Une action collective conteste la légalité de 35 arrêtés ayant fixé ou augmenté les péages autoroutiers entre 2021 et 2026. Le gouvernement a jusqu’au 21 octobre pour répondre, avant une éventuelle saisine du Conseil d’État. Parmi les sociétés visées figure ASF, qui exploite notamment les autoroutes autour de Toulouse.
Les tarifs des péages vont-ils devoir repasser par la case justice ? Au nom de 1 354 particuliers, professionnels et entreprises, l’avocat toulousain Christophe Lèguevaques a adressé au gouvernement, le 21 août, une demande préalable visant les contrats conclus avec cinq sociétés concessionnaires : ASF, Cofiroute, APRR, AREA et Sanef.
Les participants à cette action collective réclament le retrait ou l’abrogation de 35 arrêtés ayant fixé et majoré les tarifs entre décembre 2021 et janvier 2026. Ils contestent également la légalité du décret du 24 janvier 1995 relatif aux péages autoroutiers.
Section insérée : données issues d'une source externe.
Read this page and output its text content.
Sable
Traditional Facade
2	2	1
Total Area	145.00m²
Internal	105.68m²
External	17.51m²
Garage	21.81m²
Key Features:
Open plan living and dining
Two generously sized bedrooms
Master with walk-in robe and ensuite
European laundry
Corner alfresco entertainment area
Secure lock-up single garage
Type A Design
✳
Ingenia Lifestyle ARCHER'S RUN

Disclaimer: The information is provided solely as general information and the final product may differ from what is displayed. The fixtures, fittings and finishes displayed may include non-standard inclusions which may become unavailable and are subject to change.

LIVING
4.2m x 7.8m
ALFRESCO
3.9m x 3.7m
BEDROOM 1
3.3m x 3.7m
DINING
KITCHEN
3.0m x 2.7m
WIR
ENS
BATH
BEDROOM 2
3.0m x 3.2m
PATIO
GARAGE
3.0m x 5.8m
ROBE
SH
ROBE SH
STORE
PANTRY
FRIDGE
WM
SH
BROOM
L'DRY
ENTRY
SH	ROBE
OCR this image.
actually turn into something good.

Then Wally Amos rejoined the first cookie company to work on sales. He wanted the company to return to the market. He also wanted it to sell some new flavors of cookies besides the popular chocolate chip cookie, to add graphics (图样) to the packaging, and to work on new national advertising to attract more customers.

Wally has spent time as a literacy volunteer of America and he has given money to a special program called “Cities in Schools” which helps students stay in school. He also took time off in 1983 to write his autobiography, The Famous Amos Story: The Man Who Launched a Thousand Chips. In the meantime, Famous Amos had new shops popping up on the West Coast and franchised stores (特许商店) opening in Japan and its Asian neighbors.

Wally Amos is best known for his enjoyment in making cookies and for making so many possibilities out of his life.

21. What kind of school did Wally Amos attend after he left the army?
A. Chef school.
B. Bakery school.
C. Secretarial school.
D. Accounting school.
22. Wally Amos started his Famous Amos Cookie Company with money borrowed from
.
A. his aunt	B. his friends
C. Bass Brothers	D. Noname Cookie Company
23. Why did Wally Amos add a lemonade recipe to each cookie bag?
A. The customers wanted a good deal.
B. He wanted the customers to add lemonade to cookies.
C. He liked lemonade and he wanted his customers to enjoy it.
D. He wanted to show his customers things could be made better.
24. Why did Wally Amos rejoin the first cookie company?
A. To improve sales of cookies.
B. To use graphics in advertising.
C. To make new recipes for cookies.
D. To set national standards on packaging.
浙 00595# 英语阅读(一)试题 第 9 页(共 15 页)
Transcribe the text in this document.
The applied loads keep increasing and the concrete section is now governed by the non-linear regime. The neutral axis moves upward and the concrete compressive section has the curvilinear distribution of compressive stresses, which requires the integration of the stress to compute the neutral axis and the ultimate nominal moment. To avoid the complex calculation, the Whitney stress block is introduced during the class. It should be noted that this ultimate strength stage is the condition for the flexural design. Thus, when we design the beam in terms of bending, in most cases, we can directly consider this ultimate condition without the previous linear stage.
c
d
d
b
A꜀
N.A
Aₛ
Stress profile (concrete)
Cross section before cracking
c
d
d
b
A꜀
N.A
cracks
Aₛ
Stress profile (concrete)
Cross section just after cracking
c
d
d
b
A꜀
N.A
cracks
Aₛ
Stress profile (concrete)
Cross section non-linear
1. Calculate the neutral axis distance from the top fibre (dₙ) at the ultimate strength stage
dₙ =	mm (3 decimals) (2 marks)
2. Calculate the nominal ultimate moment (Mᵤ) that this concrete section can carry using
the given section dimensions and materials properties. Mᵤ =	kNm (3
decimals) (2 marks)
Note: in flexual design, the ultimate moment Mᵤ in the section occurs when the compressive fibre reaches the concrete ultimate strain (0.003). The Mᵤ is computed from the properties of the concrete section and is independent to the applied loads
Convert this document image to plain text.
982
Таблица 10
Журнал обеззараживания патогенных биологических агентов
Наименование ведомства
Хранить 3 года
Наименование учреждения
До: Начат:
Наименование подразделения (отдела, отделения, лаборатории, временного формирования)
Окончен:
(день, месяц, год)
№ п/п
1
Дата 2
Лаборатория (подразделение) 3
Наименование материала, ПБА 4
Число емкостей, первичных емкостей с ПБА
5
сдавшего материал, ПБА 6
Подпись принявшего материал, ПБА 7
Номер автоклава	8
Le prix payé correspond-il au service rendu ?
Premier argument avancé : une redevance doit avoir une contrepartie directe dans le service fourni. Or, selon les demandeurs, l’absence d’un inventaire suffisamment précis des biens concédés et d’un contrôle effectif de l’État empêcherait de vérifier si les augmentations correspondent réellement à l’entretien, à l’exploitation ou à l’amélioration du réseau.
L’action collective affirme ainsi que le péage pourrait être assimilé à une imposition, dont la fixation relève du Parlement et non de simples arrêtés ministériels. Elle conteste aussi le mécanisme d’indexation annuelle sur l’inflation, estimant que sa base légale demeure insuffisante.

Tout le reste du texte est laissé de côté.